Studium Integrale Journal
6. Jahrgang / Heft 1 - März 1999
Seite 13 - 18



Zusammenfassung: Die Formenfülle der gut erhaltenen oberkarbonischen Lepidophyten (Schuppen- und Siegelbäume, Ordnung Rhizomorphales, Klasse Lycopsida) läßt sich am leichtesten in ein Stammbaumschema einordnen, wenn von einer merkmalsreichen Form ausgegangen wird. In jedem Fall muß mit zahlreichen Konvergenzen und Reversionen gerechnet werden. Eine evolutionäre Ableitung von devonischen und unterkarbonischen Formen ist wegen der Bruchstückhaftigkeit der in diesen Schichten gefundenen Überreste kaum möglich.





Abb. 1: Rekonstruierte Bärlappbäume (Lepidophyten). links: Diaphorodendron scleroticum, rechts: Lepidophloios hallii (Aus Bateman et al. 1992)
Abb. 1
In der letzten Ausgabe von Studium Integrale Journal wurden der Bau und die mutmaßliche Ökologie der vor allem im Karbon überlieferten Lepidophyten (Schuppen- und Siegelbäume) vorgestellt. Neben baumförmigen Vertretern werden auch einige sog. "scheinkrautige" Gattungen zu dieser ausgestorbenen Pflanzengruppe gerechnet. Die wahrscheinlich kurzlebigen Gehölze weisen einen einzigartigen Bauplan auf, der aus zwei bis vier Bauplanmodulen (unterirdische Organe, Stamm, Krone, Seitenzweigsystem) zusammengesetzt ist. Der nachfolgende Beitrag präsentiert als Fortsetzung Daten und Deutungen zur Entstehung dieser Formengruppe.

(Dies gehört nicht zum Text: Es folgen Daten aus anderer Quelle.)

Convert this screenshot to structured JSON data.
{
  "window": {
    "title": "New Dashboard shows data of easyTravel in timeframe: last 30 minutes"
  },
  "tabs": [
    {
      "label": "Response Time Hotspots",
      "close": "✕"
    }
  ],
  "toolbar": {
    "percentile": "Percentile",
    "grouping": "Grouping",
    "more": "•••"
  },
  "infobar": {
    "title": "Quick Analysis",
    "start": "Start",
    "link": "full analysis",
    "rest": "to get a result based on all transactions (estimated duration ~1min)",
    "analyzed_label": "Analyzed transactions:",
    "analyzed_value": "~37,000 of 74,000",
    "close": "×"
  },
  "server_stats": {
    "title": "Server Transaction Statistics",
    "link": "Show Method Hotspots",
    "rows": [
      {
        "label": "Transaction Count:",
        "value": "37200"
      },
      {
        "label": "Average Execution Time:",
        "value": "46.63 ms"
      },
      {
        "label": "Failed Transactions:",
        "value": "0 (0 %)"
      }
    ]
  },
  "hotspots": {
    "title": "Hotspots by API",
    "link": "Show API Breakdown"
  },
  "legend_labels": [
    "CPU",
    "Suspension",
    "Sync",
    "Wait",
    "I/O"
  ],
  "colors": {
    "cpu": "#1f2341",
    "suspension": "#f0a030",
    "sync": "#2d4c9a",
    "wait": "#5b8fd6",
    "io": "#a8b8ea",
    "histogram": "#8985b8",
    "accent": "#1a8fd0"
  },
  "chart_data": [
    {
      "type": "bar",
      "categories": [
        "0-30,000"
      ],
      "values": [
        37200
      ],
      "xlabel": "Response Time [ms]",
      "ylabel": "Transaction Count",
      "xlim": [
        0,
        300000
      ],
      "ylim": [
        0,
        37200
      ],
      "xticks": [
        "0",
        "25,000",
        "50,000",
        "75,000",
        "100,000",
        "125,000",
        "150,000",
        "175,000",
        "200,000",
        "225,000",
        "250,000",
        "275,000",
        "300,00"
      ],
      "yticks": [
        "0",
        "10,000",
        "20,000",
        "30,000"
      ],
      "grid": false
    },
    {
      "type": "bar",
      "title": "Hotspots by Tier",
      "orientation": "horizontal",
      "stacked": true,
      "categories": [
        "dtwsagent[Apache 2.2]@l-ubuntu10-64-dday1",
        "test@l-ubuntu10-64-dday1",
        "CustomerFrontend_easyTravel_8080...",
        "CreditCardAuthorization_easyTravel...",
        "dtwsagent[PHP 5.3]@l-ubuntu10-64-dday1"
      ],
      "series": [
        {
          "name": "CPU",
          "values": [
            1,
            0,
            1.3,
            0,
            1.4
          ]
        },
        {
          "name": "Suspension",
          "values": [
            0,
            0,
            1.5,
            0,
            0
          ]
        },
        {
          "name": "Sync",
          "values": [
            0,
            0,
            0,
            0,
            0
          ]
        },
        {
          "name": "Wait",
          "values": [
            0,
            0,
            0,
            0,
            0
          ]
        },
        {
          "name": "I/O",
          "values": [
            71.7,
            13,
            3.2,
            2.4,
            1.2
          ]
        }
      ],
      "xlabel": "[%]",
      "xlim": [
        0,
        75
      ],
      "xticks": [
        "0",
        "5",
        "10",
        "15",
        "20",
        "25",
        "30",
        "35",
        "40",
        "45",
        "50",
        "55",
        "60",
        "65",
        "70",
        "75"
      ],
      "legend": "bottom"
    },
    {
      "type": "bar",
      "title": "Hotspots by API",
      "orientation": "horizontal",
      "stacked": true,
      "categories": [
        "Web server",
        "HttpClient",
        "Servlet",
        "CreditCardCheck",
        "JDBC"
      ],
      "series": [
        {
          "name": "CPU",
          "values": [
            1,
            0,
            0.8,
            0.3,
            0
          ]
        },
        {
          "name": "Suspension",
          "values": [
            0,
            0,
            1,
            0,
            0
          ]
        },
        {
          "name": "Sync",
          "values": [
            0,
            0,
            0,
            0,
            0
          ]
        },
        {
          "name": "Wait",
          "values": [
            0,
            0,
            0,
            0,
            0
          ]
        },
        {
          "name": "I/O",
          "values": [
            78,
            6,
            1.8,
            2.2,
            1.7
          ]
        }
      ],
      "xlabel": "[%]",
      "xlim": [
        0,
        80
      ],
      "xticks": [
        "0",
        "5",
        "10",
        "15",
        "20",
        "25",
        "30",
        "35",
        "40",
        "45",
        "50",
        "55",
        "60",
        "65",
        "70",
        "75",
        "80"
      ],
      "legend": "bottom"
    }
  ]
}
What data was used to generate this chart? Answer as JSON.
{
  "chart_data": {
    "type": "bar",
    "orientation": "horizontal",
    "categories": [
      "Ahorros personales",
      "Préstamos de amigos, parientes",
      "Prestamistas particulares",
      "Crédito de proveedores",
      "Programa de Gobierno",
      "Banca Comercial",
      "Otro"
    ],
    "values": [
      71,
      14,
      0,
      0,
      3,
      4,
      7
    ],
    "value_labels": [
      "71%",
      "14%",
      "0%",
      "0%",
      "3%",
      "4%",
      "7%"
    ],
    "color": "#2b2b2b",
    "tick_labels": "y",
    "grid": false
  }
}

Die meisten Fossilien sind nur sehr bruchstückhaft erhalten. Isolierte Organe werden daher als Formgattungen beschrieben, zum Beispiel als Gattungen für Zapfen, für sterile Zweige, für Blätter, für Sporophylle (Blätter mit Sporenbehältern [Sporangien]), für Sporen, für Stämme (mit unterschiedlichen Bezeichnungen für verschiedene Erhaltungszustände) und für unterirdische Organe. Evolutionstheoretische Betrachtungen sind aufgrund dieser Situation erheblich erschwert und oft kaum möglich. Dies gilt teilweise auch für die Lepidophyten, besonders für deren ältere Überreste aus dem Oberdevon und Unterkarbon, wo die Rekonstruktion kompletter Pflanzengestalten einschließlich der wichtigen unterirdischen Organe bisher nicht möglich war (Bateman et al. 1992, 546).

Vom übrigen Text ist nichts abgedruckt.